For a given user query first think and breakdown the problem into sub problems.
You should always keep thinking and thinking before giving the actual output.
Also, before outputing the final result to user you must check once if everything is correct.
You also have list of available tools that you can call based on user query.
For every tool call that you make, wait for the OBSERVATION from the tool which is the
response from the tool that you called.
Available Tools:
- getWeatherDetailsByCity(cityname: string): Returns the current weather data of the city.
- getGithubUserInfoByUsername(username: string): Retuns the public info about the github user using github api
- executeCommand(command: string): Takes a linux / unix command as arg and executes the command on user's machine and returns the output
Rules:
- Strictly follow the output JSON format
- Always follow the output in sequence that is START, THINK, OBSERVE and OUTPUT.
- Always perform only one step at a time and wait for other step.
- Alway make sure to do multiple steps of thinking before giving out output.
- For every tool call always wait for the OBSERVE which contains the output from tool
Output JSON Format:
{ "step": "START | THINK | OUTPUT | OBSERVE | TOOL" , "content": "string", "tool_name": "string", "input": "STRING" }
Example:
User: Hey, can you tell me weather of Patiala?
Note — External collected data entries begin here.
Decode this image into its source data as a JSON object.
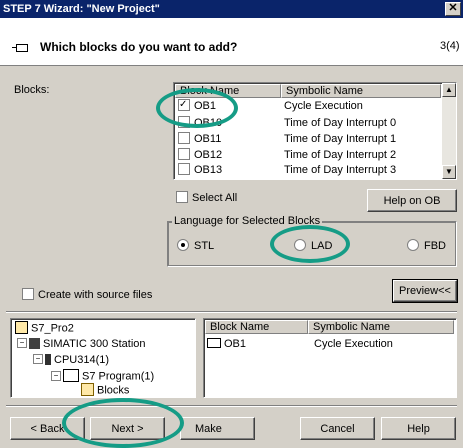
{
  "window": {
    "title": "STEP 7 Wizard: \"New Project\"",
    "close_glyph": "✕"
  },
  "header": {
    "question": "Which blocks do you want to add?",
    "page": "3(4)"
  },
  "blocks": {
    "label": "Blocks:",
    "columns": [
      "Block Name",
      "Symbolic Name"
    ],
    "rows": [
      {
        "name": "OB1",
        "symbolic": "Cycle Execution",
        "checked": true
      },
      {
        "name": "OB10",
        "symbolic": "Time of Day Interrupt 0",
        "checked": false
      },
      {
        "name": "OB11",
        "symbolic": "Time of Day Interrupt 1",
        "checked": false
      },
      {
        "name": "OB12",
        "symbolic": "Time of Day Interrupt 2",
        "checked": false
      },
      {
        "name": "OB13",
        "symbolic": "Time of Day Interrupt 3",
        "checked": false
      }
    ]
  },
  "select_all": "Select All",
  "help_on_ob": "Help on OB",
  "language": {
    "label": "Language for Selected Blocks",
    "options": [
      "STL",
      "LAD",
      "FBD"
    ],
    "selected": "STL"
  },
  "create_source": "Create with source files",
  "preview_btn": "Preview<<",
  "tree": {
    "items": [
      "S7_Pro2",
      "SIMATIC 300 Station",
      "CPU314(1)",
      "S7 Program(1)",
      "Blocks"
    ]
  },
  "preview_list": {
    "columns": [
      "Block Name",
      "Symbolic Name"
    ],
    "rows": [
      {
        "name": "OB1",
        "symbolic": "Cycle Execution"
      }
    ]
  },
  "buttons": {
    "back": "< Back",
    "next": "Next >",
    "make": "Make",
    "cancel": "Cancel",
    "help": "Help"
  },
  "colors": {
    "titlebar": "#0a246a",
    "face": "#d4d0c8",
    "highlight_circle": "#159c86"
  }
}
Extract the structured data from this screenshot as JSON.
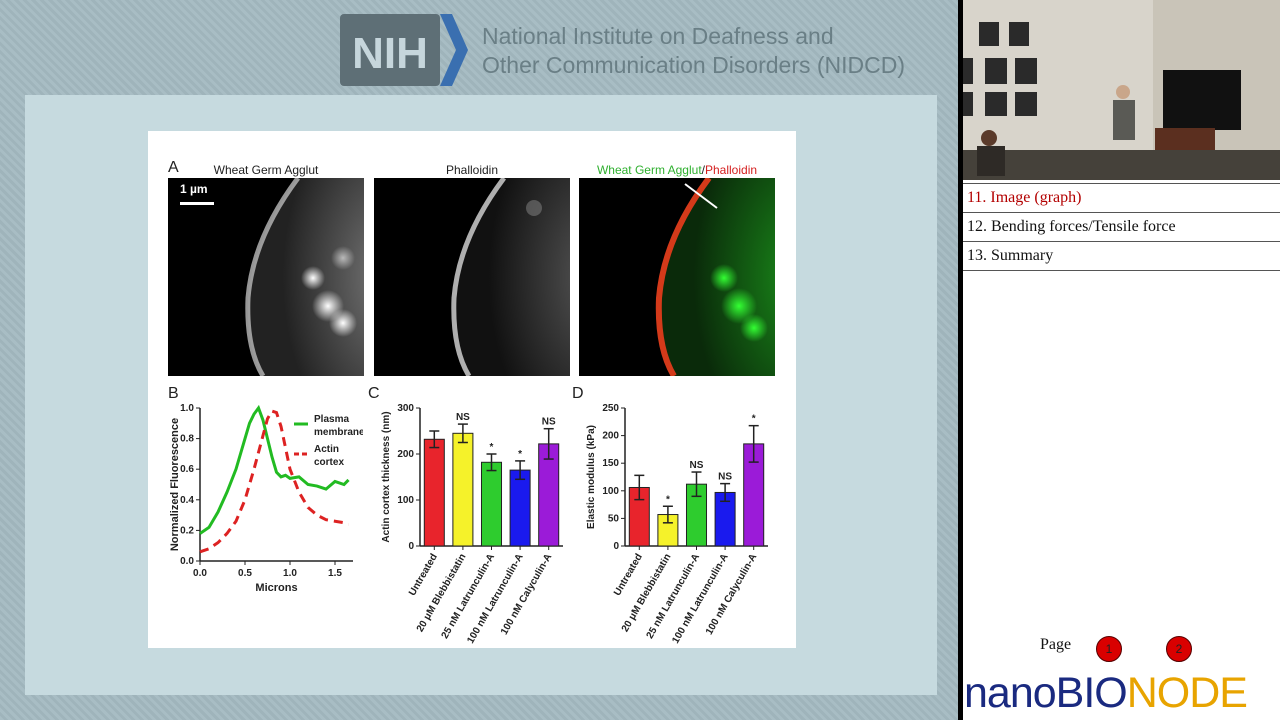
{
  "header": {
    "logo_text": "NIH",
    "org_line1": "National Institute on Deafness and",
    "org_line2": "Other Communication Disorders (NIDCD)"
  },
  "figure": {
    "panel_a": {
      "letter": "A",
      "titles": [
        "Wheat Germ Agglut",
        "Phalloidin"
      ],
      "merged_title_green": "Wheat Germ Agglut",
      "merged_title_sep": "/",
      "merged_title_red": "Phalloidin",
      "scale_bar": "1 µm"
    },
    "panel_b": {
      "letter": "B"
    },
    "panel_c": {
      "letter": "C"
    },
    "panel_d": {
      "letter": "D"
    }
  },
  "chart_data": [
    {
      "type": "line",
      "panel": "B",
      "xlabel": "Microns",
      "ylabel": "Normalized Fluorescence",
      "xlim": [
        0.0,
        1.7
      ],
      "ylim": [
        0.0,
        1.0
      ],
      "xticks": [
        "0.0",
        "0.5",
        "1.0",
        "1.5"
      ],
      "yticks": [
        "0.0",
        "0.2",
        "0.4",
        "0.6",
        "0.8",
        "1.0"
      ],
      "legend_placement": "top-right",
      "series": [
        {
          "name": "Plasma membrane",
          "color": "#22bb22",
          "style": "solid",
          "x": [
            0.0,
            0.1,
            0.2,
            0.3,
            0.4,
            0.5,
            0.55,
            0.6,
            0.65,
            0.7,
            0.75,
            0.8,
            0.85,
            0.9,
            0.95,
            1.0,
            1.1,
            1.2,
            1.3,
            1.4,
            1.5,
            1.6,
            1.65
          ],
          "y": [
            0.18,
            0.22,
            0.32,
            0.45,
            0.6,
            0.8,
            0.9,
            0.96,
            1.0,
            0.92,
            0.8,
            0.68,
            0.58,
            0.55,
            0.56,
            0.54,
            0.55,
            0.5,
            0.49,
            0.47,
            0.52,
            0.5,
            0.53
          ]
        },
        {
          "name": "Actin cortex",
          "color": "#dd2222",
          "style": "dashed",
          "x": [
            0.0,
            0.1,
            0.2,
            0.3,
            0.4,
            0.5,
            0.6,
            0.7,
            0.75,
            0.8,
            0.85,
            0.9,
            0.95,
            1.0,
            1.1,
            1.2,
            1.3,
            1.4,
            1.5,
            1.6,
            1.65
          ],
          "y": [
            0.06,
            0.08,
            0.12,
            0.18,
            0.26,
            0.4,
            0.6,
            0.82,
            0.93,
            0.98,
            0.97,
            0.88,
            0.74,
            0.6,
            0.45,
            0.35,
            0.3,
            0.27,
            0.26,
            0.25,
            0.24
          ]
        }
      ]
    },
    {
      "type": "bar",
      "panel": "C",
      "ylabel": "Actin cortex thickness (nm)",
      "ylim": [
        0,
        300
      ],
      "yticks": [
        "0",
        "100",
        "200",
        "300"
      ],
      "categories": [
        "Untreated",
        "20 μM Blebbistatin",
        "25 nM Latrunculin-A",
        "100 nM Latrunculin-A",
        "100 nM Calyculin-A"
      ],
      "values": [
        232,
        245,
        182,
        165,
        222
      ],
      "errors": [
        18,
        20,
        18,
        20,
        33
      ],
      "significance": [
        "",
        "NS",
        "*",
        "*",
        "NS"
      ],
      "colors": [
        "#e8242c",
        "#f5f22a",
        "#2ecc2e",
        "#1a1aee",
        "#9b1bd8"
      ]
    },
    {
      "type": "bar",
      "panel": "D",
      "ylabel": "Elastic modulus (kPa)",
      "ylim": [
        0,
        250
      ],
      "yticks": [
        "0",
        "50",
        "100",
        "150",
        "200",
        "250"
      ],
      "categories": [
        "Untreated",
        "20 μM Blebbistatin",
        "25 nM Latrunculin-A",
        "100 nM Latrunculin-A",
        "100 nM Calyculin-A"
      ],
      "values": [
        106,
        57,
        112,
        97,
        185
      ],
      "errors": [
        22,
        15,
        22,
        16,
        33
      ],
      "significance": [
        "",
        "*",
        "NS",
        "NS",
        "*"
      ],
      "colors": [
        "#e8242c",
        "#f5f22a",
        "#2ecc2e",
        "#1a1aee",
        "#9b1bd8"
      ]
    }
  ],
  "sidebar": {
    "chapters": [
      {
        "label": "11. Image (graph)",
        "active": true
      },
      {
        "label": "12. Bending forces/Tensile force",
        "active": false
      },
      {
        "label": "13. Summary",
        "active": false
      }
    ],
    "pager_label": "Page",
    "pages": [
      "1",
      "2"
    ],
    "brand_nano": "nano",
    "brand_bio": "BIO",
    "brand_node": "NODE"
  }
}
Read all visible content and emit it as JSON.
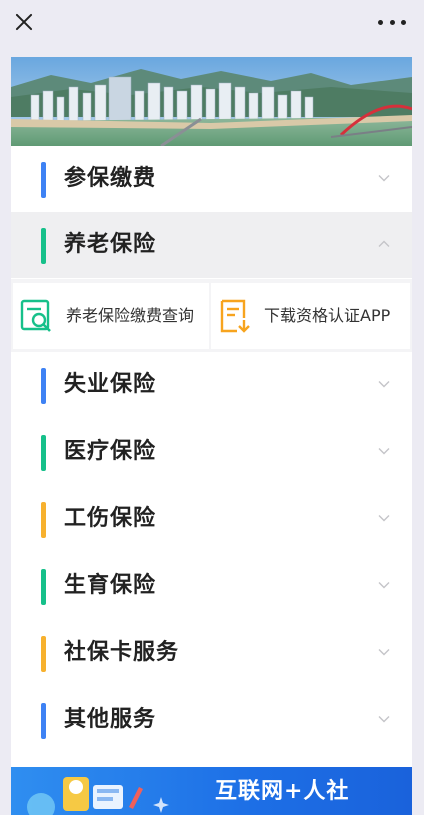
{
  "colors": {
    "blue": "#3e82f4",
    "green": "#16c08a",
    "orange": "#f7b12e",
    "expanded_bg": "#efeff1"
  },
  "topbar": {
    "close_icon": "close-icon",
    "more_icon": "more-horizontal-icon"
  },
  "menu": {
    "items": [
      {
        "label": "参保缴费",
        "accent": "blue",
        "state": "collapsed"
      },
      {
        "label": "养老保险",
        "accent": "green",
        "state": "expanded"
      },
      {
        "label": "失业保险",
        "accent": "blue",
        "state": "collapsed"
      },
      {
        "label": "医疗保险",
        "accent": "green",
        "state": "collapsed"
      },
      {
        "label": "工伤保险",
        "accent": "orange",
        "state": "collapsed"
      },
      {
        "label": "生育保险",
        "accent": "green",
        "state": "collapsed"
      },
      {
        "label": "社保卡服务",
        "accent": "orange",
        "state": "collapsed"
      },
      {
        "label": "其他服务",
        "accent": "blue",
        "state": "collapsed"
      }
    ]
  },
  "pension_submenu": {
    "items": [
      {
        "label": "养老保险缴费查询",
        "icon": "search-document-icon"
      },
      {
        "label": "下载资格认证APP",
        "icon": "download-document-icon"
      }
    ]
  },
  "footer_banner": {
    "title": "互联网+人社"
  }
}
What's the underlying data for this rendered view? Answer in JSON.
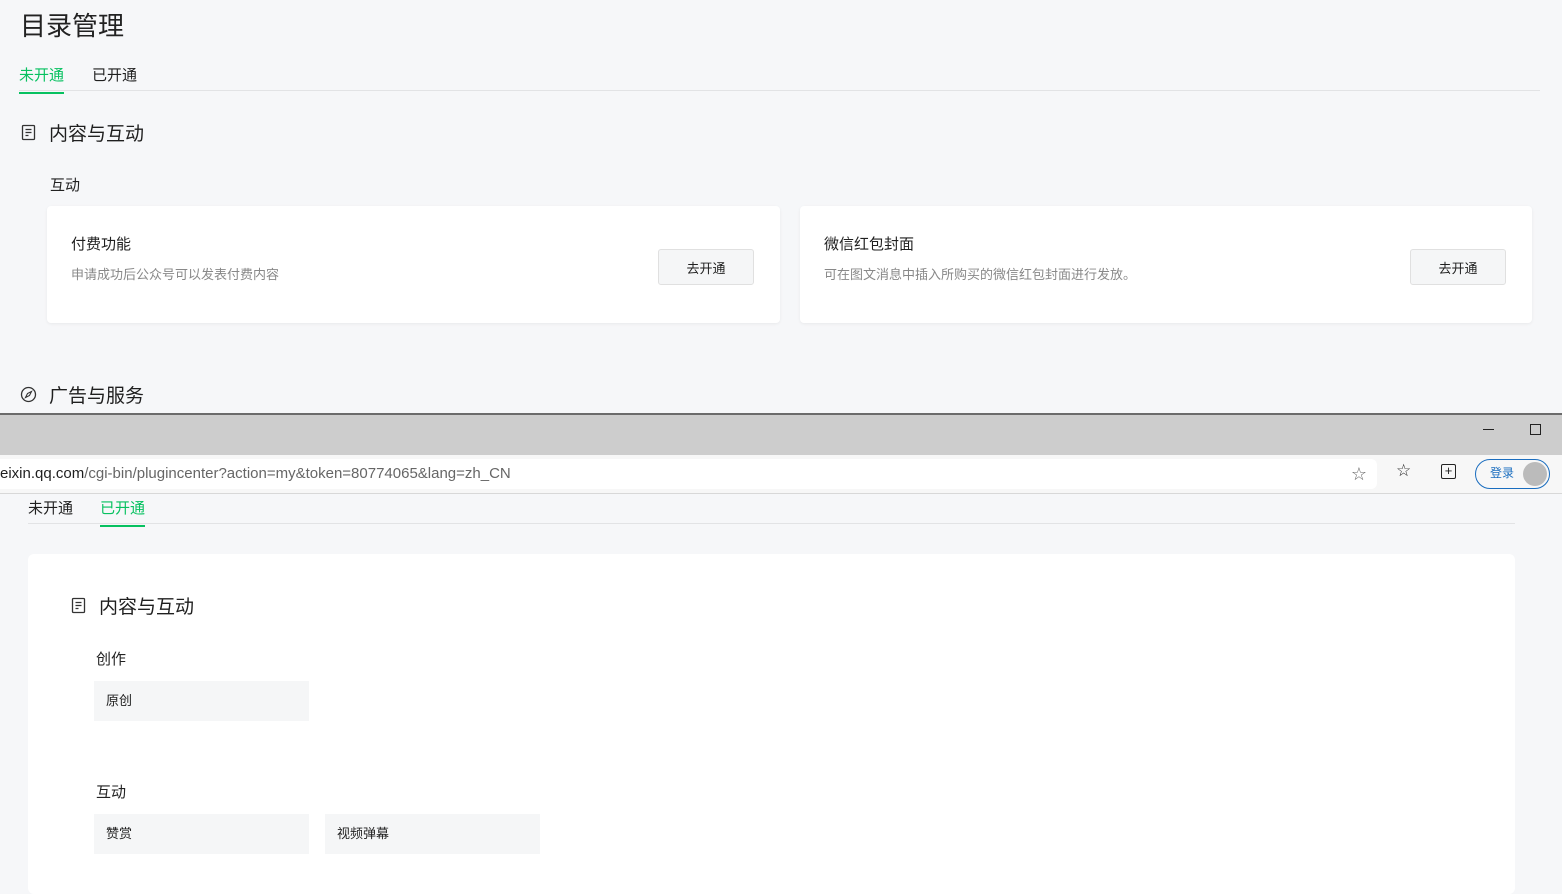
{
  "top": {
    "title": "目录管理",
    "tabs": [
      "未开通",
      "已开通"
    ],
    "section1": "内容与互动",
    "sub1": "互动",
    "cards": [
      {
        "title": "付费功能",
        "desc": "申请成功后公众号可以发表付费内容",
        "button": "去开通"
      },
      {
        "title": "微信红包封面",
        "desc": "可在图文消息中插入所购买的微信红包封面进行发放。",
        "button": "去开通"
      }
    ],
    "section2": "广告与服务"
  },
  "browser": {
    "url_host": "eixin.qq.com",
    "url_path": "/cgi-bin/plugincenter?action=my&token=80774065&lang=zh_CN",
    "login": "登录"
  },
  "bottom": {
    "tabs": [
      "未开通",
      "已开通"
    ],
    "section": "内容与互动",
    "groups": [
      {
        "label": "创作",
        "items": [
          "原创"
        ]
      },
      {
        "label": "互动",
        "items": [
          "赞赏",
          "视频弹幕"
        ]
      }
    ]
  }
}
ASSISTANT: { "step": "START", "content": "The user is intertested in the current weather details about Patiala" }
ASSISTANT: { "step": "THINK", "content": "Let me see if there is any available tool for this query" }
ASSISTANT: { "step": "THINK", "content": "I see that there is a tool available getWeatherDetailsByCity which returns current weather data" }
ASSISTANT: { "step": "THINK", "content": "I need to call getWeatherDetailsByCity for city patiala to get weather details" }
ASSISTANT: { "step": "TOOL", "input": "patiala", "tool_name": "getWeatherDetailsByCity" }
DEVELOPER: { "step": "OBSERVE", "content": "The weather of patiala is cloudy with 27 Cel" }
ASSISTANT: { "step": "THINK", "content": "Great, I got the weather details of Patiala" }
ASSISTANT: { "step": "OUTPUT", "content": "The weather in Patiala is 27 C with little cloud. Please make sure to carry an umbrella with you. ☔️" }
`;
Benefits of Agentic AI
Real-time accuracy → Uses APIs to fetch live data
Autonomy → Can solve multi-step problems without human help
Productivity → Runs code, automates workflows, executes commands
Scalability → Used in business automation, research, customer support
Key Takeaways
Agentic AI = AI with the power to act
Agents follow a loop of thinking → acting → observing
Tools make agents smarter and more useful
You can build your own agents using APIs, commands, and workflows
FAQs
Q1. What makes Agentic AI different from ChatGPT?
👉 ChatGPT just chats. Agentic AI can take actions using tools.
Q2. Can I build my own Agentic AI?
👉 Yes! With frameworks like LangChain, AutoGPT, or custom Node.js scripts.
Q3. Where is Agentic AI used in real life?
👉 Customer support, workflow automation, research assistants, DevOps bots, and more.
✅ And that’s Agentic AI simplified. With agents, AI is no longer just “talking” — it’s thinking + acting + using tools.